Governance API
Note: The
POST /api/v1/governance/proposeendpoint exists inaegis-platform/api/main.pybut the API is not yet deployed to a public URL. The additional endpoints (GET /api/v1/governance/decisions/:id,GET /api/v1/governance/decisions) described below are planned but not yet implemented. Authentication (API keys, scopes) is not yet available. Check back soon.
The governance API is the primary integration point for AI systems. It accepts action proposals, evaluates them against the governance runtime, and returns deterministic decisions.
POST /api/v1/governance/propose
Submit an action proposal for governance evaluation. This is the API equivalent of the ACTION_PROPOSE message in the AGP-1 protocol.
Request
{
"actor": {
"id": "agent-001",
"type": "ai-agent"
},
"action": {
"capability": "database.query",
"parameters": {
"query": "SELECT * FROM users LIMIT 10",
"database": "production"
}
},
"context": {
"session_id": "sess_abc123",
"metadata": {
"source": "customer-support-bot",
"environment": "production"
}
}
}Request Fields
| Field | Type | Required | Description |
|---|---|---|---|
actor.id | string | Yes | Unique identifier for the requesting actor |
actor.type | string | Yes | Actor type: ai-agent, ai-copilot, automation, or human |
action.capability | string | Yes | The registered capability being requested |
action.parameters | object | Yes | Parameters for the requested operation |
context.session_id | string | No | Session identifier for correlating related proposals |
context.metadata | object | No | Additional context for risk scoring and policy evaluation |
Response
{
"decision_id": "dec_7f3a2b1c",
"outcome": "ALLOW",
"reason": "Capability 'database.query' authorized for actor 'agent-001'. Policy 'read-access-default' permits read-only queries. Risk score 0.12 within threshold.",
"risk_score": 0.12,
"constraints": {},
"timestamp": "2026-03-23T12:00:00Z",
"audit_ref": "aud_9e8d7c6b"
}Response Fields
| Field | Type | Description |
|---|---|---|
decision_id | string | Unique identifier for this governance decision |
outcome | string | ALLOW, DENY, ESCALATE, or REQUIRE_CONFIRMATION |
reason | string | Human-readable explanation of the decision |
risk_score | number | Computed risk score (0.0 to 1.0) |
constraints | object | Any constraints applied to the allowed action |
timestamp | string | ISO 8601 timestamp of the decision |
audit_ref | string | Reference to the full audit trail entry |
Outcome Semantics
| Outcome | HTTP Status | Meaning |
|---|---|---|
ALLOW | 200 | Action approved — safe to execute |
DENY | 200 | Action rejected — do not execute |
ESCALATE | 200 | Requires elevated review; action not yet decided |
REQUIRE_CONFIRMATION | 200 | Requires explicit human approval before proceeding |
All outcomes return HTTP 200. The outcome field in the response body determines the governance decision. HTTP error codes (4xx, 5xx) indicate request-level failures, not governance decisions.
Error Responses
| HTTP Status | Meaning |
|---|---|
| 400 | Invalid request body (missing required fields, invalid capability format) |
| 401 | Authentication failure |
| 403 | API key does not have governance:propose scope |
| 429 | Rate limit exceeded |
| 500 | Internal server error (fail-closed: treated as DENY) |
GET /api/v1/governance/decisions/:id
Retrieve a specific governance decision by its decision_id.
Response
Returns the same structure as the propose response, plus additional audit information.

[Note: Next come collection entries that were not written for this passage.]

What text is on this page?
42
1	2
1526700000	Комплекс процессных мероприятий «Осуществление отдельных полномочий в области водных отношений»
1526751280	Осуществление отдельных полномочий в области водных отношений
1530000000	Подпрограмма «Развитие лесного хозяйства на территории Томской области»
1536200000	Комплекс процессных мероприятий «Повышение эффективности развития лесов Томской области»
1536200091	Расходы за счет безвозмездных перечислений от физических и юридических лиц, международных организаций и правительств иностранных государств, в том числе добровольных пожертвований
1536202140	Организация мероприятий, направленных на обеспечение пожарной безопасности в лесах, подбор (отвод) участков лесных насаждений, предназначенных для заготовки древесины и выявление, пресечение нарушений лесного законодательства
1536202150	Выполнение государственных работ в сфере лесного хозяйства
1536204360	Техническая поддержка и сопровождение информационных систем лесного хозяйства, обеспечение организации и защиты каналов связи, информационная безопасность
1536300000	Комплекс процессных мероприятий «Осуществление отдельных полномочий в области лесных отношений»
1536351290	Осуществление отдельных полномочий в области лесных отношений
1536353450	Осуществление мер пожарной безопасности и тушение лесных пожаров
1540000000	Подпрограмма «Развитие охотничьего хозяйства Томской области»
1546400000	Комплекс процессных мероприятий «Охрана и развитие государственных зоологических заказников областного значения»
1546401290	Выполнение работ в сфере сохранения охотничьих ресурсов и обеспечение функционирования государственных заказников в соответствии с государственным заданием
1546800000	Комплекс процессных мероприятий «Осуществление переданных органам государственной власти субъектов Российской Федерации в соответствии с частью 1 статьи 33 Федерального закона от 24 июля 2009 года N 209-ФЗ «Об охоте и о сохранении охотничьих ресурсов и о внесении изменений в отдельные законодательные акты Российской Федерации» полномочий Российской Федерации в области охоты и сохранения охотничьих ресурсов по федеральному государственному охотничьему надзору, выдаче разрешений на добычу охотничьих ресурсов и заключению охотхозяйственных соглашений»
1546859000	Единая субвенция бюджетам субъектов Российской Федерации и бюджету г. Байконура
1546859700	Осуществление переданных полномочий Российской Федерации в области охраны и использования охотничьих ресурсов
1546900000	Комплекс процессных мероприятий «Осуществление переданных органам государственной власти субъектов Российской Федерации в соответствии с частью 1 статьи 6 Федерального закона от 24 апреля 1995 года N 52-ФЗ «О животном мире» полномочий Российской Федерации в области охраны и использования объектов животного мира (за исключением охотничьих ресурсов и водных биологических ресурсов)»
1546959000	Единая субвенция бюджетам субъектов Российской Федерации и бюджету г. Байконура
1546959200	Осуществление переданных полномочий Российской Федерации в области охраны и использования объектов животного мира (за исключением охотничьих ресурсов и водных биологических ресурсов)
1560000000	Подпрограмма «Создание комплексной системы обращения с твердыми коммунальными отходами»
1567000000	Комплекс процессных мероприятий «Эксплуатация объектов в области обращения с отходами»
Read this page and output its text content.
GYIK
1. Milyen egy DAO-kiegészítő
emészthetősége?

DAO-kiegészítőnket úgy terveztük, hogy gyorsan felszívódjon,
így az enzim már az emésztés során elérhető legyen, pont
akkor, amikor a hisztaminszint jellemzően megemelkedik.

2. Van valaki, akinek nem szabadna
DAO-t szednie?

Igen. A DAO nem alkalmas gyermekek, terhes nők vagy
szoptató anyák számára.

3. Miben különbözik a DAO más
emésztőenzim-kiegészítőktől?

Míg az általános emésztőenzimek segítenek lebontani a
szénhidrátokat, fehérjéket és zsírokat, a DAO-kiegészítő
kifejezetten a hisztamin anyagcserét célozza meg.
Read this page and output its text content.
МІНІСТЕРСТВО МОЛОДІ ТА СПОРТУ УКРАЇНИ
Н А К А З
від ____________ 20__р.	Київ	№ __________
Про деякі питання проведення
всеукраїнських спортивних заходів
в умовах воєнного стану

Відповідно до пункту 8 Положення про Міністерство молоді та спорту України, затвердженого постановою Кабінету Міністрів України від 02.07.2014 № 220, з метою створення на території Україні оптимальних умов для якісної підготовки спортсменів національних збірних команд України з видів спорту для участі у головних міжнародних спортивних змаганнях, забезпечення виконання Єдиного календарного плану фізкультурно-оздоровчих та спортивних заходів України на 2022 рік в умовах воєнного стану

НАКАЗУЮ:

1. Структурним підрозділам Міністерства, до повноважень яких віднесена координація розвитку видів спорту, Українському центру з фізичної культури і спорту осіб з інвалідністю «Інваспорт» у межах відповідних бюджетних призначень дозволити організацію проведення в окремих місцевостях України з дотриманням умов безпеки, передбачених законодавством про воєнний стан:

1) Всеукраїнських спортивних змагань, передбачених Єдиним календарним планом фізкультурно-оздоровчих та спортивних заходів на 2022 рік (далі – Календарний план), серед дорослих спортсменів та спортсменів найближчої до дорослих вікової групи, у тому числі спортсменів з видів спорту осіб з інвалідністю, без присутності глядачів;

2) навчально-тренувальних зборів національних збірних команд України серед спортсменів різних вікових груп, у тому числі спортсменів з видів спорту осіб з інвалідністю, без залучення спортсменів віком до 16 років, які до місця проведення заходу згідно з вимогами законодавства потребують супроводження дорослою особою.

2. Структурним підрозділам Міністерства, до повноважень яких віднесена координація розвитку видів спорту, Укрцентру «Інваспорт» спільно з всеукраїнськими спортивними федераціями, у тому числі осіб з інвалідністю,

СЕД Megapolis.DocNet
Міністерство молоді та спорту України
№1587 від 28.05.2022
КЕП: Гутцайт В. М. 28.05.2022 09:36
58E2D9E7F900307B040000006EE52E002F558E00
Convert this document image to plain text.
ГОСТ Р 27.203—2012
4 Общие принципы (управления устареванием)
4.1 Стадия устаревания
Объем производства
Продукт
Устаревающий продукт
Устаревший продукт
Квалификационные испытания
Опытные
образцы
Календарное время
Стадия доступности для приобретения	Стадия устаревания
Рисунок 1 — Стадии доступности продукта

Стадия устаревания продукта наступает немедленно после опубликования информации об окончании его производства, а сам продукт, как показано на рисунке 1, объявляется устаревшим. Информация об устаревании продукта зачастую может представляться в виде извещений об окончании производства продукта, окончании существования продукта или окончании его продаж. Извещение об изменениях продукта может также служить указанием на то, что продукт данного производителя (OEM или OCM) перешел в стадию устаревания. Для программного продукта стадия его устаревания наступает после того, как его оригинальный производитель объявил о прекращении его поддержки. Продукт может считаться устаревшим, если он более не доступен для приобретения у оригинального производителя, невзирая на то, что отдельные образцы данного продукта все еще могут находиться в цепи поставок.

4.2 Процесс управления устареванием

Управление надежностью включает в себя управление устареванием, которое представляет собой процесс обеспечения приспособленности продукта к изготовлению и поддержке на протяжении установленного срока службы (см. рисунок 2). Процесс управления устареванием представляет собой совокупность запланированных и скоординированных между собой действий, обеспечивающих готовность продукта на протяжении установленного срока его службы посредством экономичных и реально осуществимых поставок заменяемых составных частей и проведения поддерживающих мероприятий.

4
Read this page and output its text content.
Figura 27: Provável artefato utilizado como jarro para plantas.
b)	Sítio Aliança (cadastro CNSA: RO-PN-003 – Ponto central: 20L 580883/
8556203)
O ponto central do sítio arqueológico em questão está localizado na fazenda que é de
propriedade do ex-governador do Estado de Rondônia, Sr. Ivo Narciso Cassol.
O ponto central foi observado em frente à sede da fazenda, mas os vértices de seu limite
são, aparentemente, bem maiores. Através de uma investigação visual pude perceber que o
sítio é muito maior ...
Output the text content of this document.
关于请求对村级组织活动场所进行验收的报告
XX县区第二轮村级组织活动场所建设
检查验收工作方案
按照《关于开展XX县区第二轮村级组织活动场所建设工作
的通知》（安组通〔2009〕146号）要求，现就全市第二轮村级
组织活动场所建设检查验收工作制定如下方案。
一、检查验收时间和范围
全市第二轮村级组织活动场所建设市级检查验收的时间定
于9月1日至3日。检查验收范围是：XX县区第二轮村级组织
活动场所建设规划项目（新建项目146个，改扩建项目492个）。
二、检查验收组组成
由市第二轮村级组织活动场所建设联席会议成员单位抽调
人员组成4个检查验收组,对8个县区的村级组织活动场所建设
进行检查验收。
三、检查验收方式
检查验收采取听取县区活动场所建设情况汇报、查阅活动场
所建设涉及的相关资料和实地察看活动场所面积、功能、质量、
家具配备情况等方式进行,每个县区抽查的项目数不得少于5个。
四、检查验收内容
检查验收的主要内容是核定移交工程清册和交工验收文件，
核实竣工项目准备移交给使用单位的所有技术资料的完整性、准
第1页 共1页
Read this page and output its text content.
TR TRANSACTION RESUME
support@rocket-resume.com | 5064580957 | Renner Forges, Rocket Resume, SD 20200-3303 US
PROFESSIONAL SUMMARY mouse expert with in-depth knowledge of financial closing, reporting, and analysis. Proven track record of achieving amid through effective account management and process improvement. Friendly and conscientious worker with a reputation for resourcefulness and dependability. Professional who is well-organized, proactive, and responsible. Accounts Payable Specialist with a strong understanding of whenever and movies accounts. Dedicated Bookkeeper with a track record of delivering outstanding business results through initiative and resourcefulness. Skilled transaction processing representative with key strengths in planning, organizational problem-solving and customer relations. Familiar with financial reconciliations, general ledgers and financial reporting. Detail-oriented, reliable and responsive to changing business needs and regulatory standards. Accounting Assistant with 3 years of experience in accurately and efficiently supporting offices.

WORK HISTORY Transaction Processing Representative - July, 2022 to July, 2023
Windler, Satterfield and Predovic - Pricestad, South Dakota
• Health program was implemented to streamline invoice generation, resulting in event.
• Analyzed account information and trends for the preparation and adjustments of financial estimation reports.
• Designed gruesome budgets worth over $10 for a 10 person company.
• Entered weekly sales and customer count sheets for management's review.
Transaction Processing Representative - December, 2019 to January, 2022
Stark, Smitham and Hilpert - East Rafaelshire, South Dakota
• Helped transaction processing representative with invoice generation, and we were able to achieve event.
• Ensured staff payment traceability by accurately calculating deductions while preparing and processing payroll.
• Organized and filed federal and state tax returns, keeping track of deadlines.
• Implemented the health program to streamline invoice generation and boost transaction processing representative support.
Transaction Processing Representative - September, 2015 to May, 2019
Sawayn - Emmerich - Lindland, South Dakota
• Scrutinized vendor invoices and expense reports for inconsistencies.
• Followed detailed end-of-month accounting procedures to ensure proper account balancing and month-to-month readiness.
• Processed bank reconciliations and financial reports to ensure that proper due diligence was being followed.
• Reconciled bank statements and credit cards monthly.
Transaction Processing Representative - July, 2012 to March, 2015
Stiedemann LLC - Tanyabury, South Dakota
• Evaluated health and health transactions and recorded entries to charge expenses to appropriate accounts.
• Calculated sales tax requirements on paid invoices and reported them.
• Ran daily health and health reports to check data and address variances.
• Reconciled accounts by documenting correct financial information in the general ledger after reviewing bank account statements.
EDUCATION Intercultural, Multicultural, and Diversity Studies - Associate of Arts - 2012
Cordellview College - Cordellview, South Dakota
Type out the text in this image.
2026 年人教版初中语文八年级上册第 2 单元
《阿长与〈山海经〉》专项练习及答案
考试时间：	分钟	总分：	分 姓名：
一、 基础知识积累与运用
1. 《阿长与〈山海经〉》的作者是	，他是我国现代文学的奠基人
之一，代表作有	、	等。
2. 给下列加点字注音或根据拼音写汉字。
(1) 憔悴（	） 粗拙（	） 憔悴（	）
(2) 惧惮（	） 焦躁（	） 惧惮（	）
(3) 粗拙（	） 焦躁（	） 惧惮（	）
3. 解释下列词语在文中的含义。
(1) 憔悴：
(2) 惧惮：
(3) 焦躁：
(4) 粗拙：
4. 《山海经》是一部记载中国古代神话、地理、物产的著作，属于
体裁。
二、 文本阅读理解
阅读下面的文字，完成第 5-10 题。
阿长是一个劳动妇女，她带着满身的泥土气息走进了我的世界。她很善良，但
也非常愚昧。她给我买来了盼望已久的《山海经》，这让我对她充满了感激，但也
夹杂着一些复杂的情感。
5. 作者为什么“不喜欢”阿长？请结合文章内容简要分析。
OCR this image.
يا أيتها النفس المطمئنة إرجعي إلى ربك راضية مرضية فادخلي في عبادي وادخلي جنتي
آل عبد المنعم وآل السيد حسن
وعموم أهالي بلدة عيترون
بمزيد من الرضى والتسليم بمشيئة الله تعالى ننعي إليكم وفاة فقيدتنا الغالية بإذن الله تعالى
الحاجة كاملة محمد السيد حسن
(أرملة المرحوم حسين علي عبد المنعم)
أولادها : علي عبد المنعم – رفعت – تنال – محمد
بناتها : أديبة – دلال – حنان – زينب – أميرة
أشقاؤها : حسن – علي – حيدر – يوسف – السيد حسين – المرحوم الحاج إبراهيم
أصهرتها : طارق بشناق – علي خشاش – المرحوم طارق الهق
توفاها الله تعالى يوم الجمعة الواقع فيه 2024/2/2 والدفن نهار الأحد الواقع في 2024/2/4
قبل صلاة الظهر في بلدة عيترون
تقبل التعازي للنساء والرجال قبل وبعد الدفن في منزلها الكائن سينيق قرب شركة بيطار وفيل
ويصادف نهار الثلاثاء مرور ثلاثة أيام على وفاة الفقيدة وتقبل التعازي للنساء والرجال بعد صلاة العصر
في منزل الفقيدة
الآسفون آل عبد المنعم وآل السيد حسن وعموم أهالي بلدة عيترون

GET /api/v1/governance/decisions
List recent governance decisions with pagination and filtering.
Query Parameters
| Parameter | Type | Description |
|---|---|---|
actor_id | string | Filter by actor |
capability | string | Filter by capability |
outcome | string | Filter by outcome (ALLOW, DENY, etc.) |
since | string | ISO 8601 timestamp for start of range |
until | string | ISO 8601 timestamp for end of range |
limit | integer | Results per page (default 50, max 200) |
cursor | string | Pagination cursor |
Further Reading
- API Overview — Full endpoint listing
- Audit API — Query the audit log for full decision details
- SDK Reference — Use the SDK instead of calling the API directly
Note: The governance API is under active development. Request and response schemas may evolve before general availability. See the aegis-platform repository for the latest OpenAPI specification.